The study estimates that an additional $160 billion is needed to cover the current deficit in the pension plans. If all plans were fully indexed to inflation, they would require $240 billion.

About 59 per cent of "defined benefit pension plans" in Canada were in deficit as of Dec. 31, 2003. This was an improvement from 67 per cent of pension plans at the end of 2002.

In 2003, the average return on equity investment for Canadian pension plans was 14 per cent compared to the average return on equities of 26.7 per cent. This was due to a stronger performance in the stock market in 2003.

Most pension plans have funds to cover 80 per cent of their obligations. The CGA study says the plans would need at least 10 per cent return on investment over five years to bring the pensions up to 100 per cent. The study estimates that the average balanced pension fund will only receive a return on investment of 6.5 per cent.

Canadian pension plans need $15 billion just to make up for losses in the market in 2001 and 2002 following the Sept. 11 attacks.

In some cases where a company has gone bankrupt and the pension fund has been wound up so that pensioners only get a portion of what they expected, former members of the pension board, including employee volunteers, have been sued for millions of dollars.

Current legislation does not give pension plans any incentive to fund the plan any more than the minimum required by law.

Only a small minority of companies have opted to fully fund their pensions to correct pension deficits. One company was General Motors in the U.S., which issued $18.5 billion US in bonds to cover the pension deficit.
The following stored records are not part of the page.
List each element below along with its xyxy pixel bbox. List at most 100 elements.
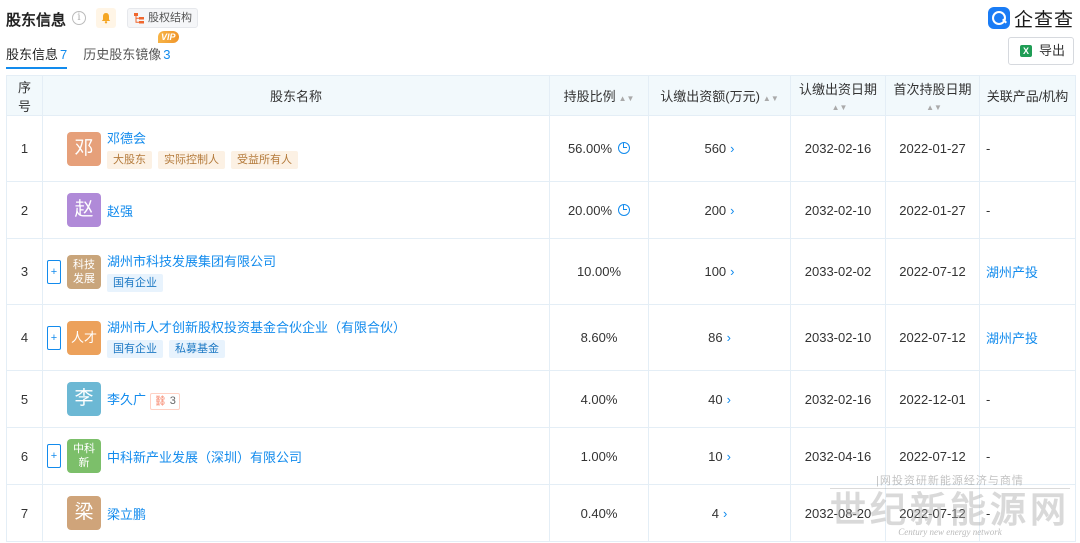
col-header-name: 股东名称 xyxy=(42,75,550,116)
monitor-button[interactable] xyxy=(96,8,116,28)
avatar: 梁 xyxy=(67,496,101,530)
row-index: 2 xyxy=(6,181,43,239)
avatar: 邓 xyxy=(67,131,101,166)
amount-cell[interactable]: 200 › xyxy=(648,181,791,239)
row-index: 5 xyxy=(6,370,43,428)
export-button[interactable]: X 导出 xyxy=(1008,37,1074,65)
equity-penetration-icon[interactable] xyxy=(618,203,631,216)
first-date-cell: 2022-07-12 xyxy=(885,238,980,305)
amount-cell[interactable]: 100 › xyxy=(648,238,791,305)
first-date-cell: 2022-01-27 xyxy=(885,181,980,239)
pct-cell: 10.00% xyxy=(549,238,649,305)
holder-name-link[interactable]: 中科新产业发展（深圳）有限公司 xyxy=(107,450,302,465)
related-cell: - xyxy=(979,370,1076,428)
sort-icon: ▲▼ xyxy=(831,102,848,112)
col-header-related: 关联产品/机构 xyxy=(979,75,1076,116)
row-index: 3 xyxy=(6,238,43,305)
equity-structure-label: 股权结构 xyxy=(148,12,192,24)
amount-cell[interactable]: 10 › xyxy=(648,427,791,485)
table-row[interactable]: 1 邓 邓德会 大股东 实际控制人 受益所有人 56.00% 560 › 2032-0… xyxy=(6,115,1076,182)
subscribe-date-cell: 2033-02-02 xyxy=(790,238,886,305)
holder-name-link[interactable]: 李久广 xyxy=(107,392,146,407)
table-row[interactable]: 4 + 人才 湖州市人才创新股权投资基金合伙企业（有限合伙） 国有企业 私募基金 8… xyxy=(6,304,1076,371)
table-row[interactable]: 7 梁 梁立鹏 0.40% 4 › 2032-08-20 2022-07-12 - xyxy=(6,484,1076,542)
qichacha-logo: 企查查 xyxy=(987,6,1074,31)
holder-cell: 赵 赵强 xyxy=(42,181,550,239)
holder-name-link[interactable]: 湖州市人才创新股权投资基金合伙企业（有限合伙） xyxy=(107,320,406,335)
equity-structure-button[interactable]: 股权结构 xyxy=(127,8,198,28)
related-cell: - xyxy=(979,427,1076,485)
tab-count: 7 xyxy=(60,47,68,62)
avatar: 李 xyxy=(67,382,101,416)
holder-name-link[interactable]: 邓德会 xyxy=(107,131,146,146)
chevron-right-icon: › xyxy=(730,202,735,218)
pct-cell: 1.00% xyxy=(549,427,649,485)
amount-cell[interactable]: 560 › xyxy=(648,115,791,182)
holder-name-link[interactable]: 梁立鹏 xyxy=(107,507,146,522)
info-icon[interactable]: i xyxy=(72,11,86,25)
equity-structure-icon xyxy=(134,13,144,24)
avatar: 赵 xyxy=(67,193,101,227)
row-index: 4 xyxy=(6,304,43,371)
amount-cell[interactable]: 4 › xyxy=(648,484,791,542)
subscribe-date-cell: 2032-02-16 xyxy=(790,115,886,182)
relation-badge[interactable]: ⛓ 3 xyxy=(150,392,180,410)
holder-cell: 邓 邓德会 大股东 实际控制人 受益所有人 xyxy=(42,115,550,182)
expand-button[interactable]: + xyxy=(47,259,61,284)
export-label: 导出 xyxy=(1039,43,1066,58)
company-logo: 科技 发展 xyxy=(67,254,101,289)
subscribe-date-cell: 2032-08-20 xyxy=(790,484,886,542)
first-date-cell: 2022-07-12 xyxy=(885,427,980,485)
col-header-first-date[interactable]: 首次持股日期▲▼ xyxy=(885,75,980,116)
tag: 实际控制人 xyxy=(158,151,225,169)
pct-cell: 4.00% xyxy=(549,370,649,428)
tag: 国有企业 xyxy=(107,340,163,358)
holder-cell: 李 李久广 ⛓ 3 xyxy=(42,370,550,428)
row-index: 7 xyxy=(6,484,43,542)
related-cell[interactable]: 湖州产投 xyxy=(979,238,1076,305)
tab-label: 历史股东镜像 xyxy=(83,47,162,62)
holder-cell: + 人才 湖州市人才创新股权投资基金合伙企业（有限合伙） 国有企业 私募基金 xyxy=(42,304,550,371)
logo-text: 企查查 xyxy=(1013,9,1074,31)
col-header-date[interactable]: 认缴出资日期▲▼ xyxy=(790,75,886,116)
tab-bar: 股东信息 7 历史股东镜像 3 VIP xyxy=(6,31,187,69)
expand-button[interactable]: + xyxy=(47,444,61,468)
col-header-amount[interactable]: 认缴出资额(万元) ▲▼ xyxy=(648,75,791,116)
avatar: 人才 xyxy=(67,320,101,355)
tag: 私募基金 xyxy=(169,340,225,358)
vip-badge: VIP xyxy=(157,31,179,43)
amount-cell[interactable]: 40 › xyxy=(648,370,791,428)
tab-shareholders[interactable]: 股东信息 7 xyxy=(6,44,68,69)
table-row[interactable]: 3 + 科技 发展 湖州市科技发展集团有限公司 国有企业 10.00% 100 › 2… xyxy=(6,238,1076,305)
logo-icon xyxy=(987,7,1010,29)
equity-penetration-icon[interactable] xyxy=(618,142,631,154)
expand-button[interactable]: + xyxy=(47,325,61,350)
row-index: 6 xyxy=(6,427,43,485)
sort-icon: ▲▼ xyxy=(762,94,779,103)
amount-cell[interactable]: 86 › xyxy=(648,304,791,371)
table-row[interactable]: 2 赵 赵强 20.00% 200 › 2032-02-10 2022-01-27… xyxy=(6,181,1076,239)
relation-icon: ⛓ xyxy=(154,395,167,407)
chevron-right-icon: › xyxy=(730,264,735,279)
tag: 国有企业 xyxy=(107,274,163,292)
table-row[interactable]: 6 + 中科新 中科新产业发展（深圳）有限公司 1.00% 10 › 2032-04… xyxy=(6,427,1076,485)
related-cell[interactable]: 湖州产投 xyxy=(979,304,1076,371)
chevron-right-icon: › xyxy=(722,505,728,521)
company-logo: 中科新 xyxy=(67,439,101,473)
related-cell: - xyxy=(979,484,1076,542)
col-header-pct[interactable]: 持股比例 ▲▼ xyxy=(549,75,649,116)
tag: 大股东 xyxy=(107,151,152,169)
table-row[interactable]: 5 李 李久广 ⛓ 3 4.00% 40 › 2032-02-16 2022-12-… xyxy=(6,370,1076,428)
pct-cell: 56.00% xyxy=(549,115,649,182)
tag-list: 国有企业 私募基金 xyxy=(107,340,406,358)
shareholder-table: 序号 股东名称 持股比例 ▲▼ 认缴出资额(万元) ▲▼ 认缴出资日期▲▼ 首次持股… xyxy=(6,75,1076,542)
tab-history-shareholders[interactable]: 历史股东镜像 3 VIP xyxy=(83,31,179,68)
chevron-right-icon: › xyxy=(726,391,731,407)
row-index: 1 xyxy=(6,115,43,182)
tag-list: 大股东 实际控制人 受益所有人 xyxy=(107,151,304,169)
holder-name-link[interactable]: 湖州市科技发展集团有限公司 xyxy=(107,254,276,269)
col-header-idx: 序号 xyxy=(6,75,43,116)
holder-name-link[interactable]: 赵强 xyxy=(107,204,133,219)
subscribe-date-cell: 2033-02-10 xyxy=(790,304,886,371)
first-date-cell: 2022-12-01 xyxy=(885,370,980,428)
In Canada, Imperial Oil paid in $500 million and Canadian Pacific $300 million.

The CGA report is that flat and career benefit pension plans are poorly funded compared to final average pension plans.

· A flat benefit plan gives a fixed dollar amount for each year of service at retirement.

· A career benefit plan provides a pension based on percentage of earnings over the entire period of employment.

· A final average plan provides the pension on a percentage of earnings in the last or best five years or service. (Flat and career plans are usually part of union collective agreements where improvements are negotiated in collective bargaining.)

According to the CGA, 27 per cent of flat and career benefit plans in the private sector are funded below 70 per cent. Only two per cent of final average plans in Canada are funded below 70 per cent.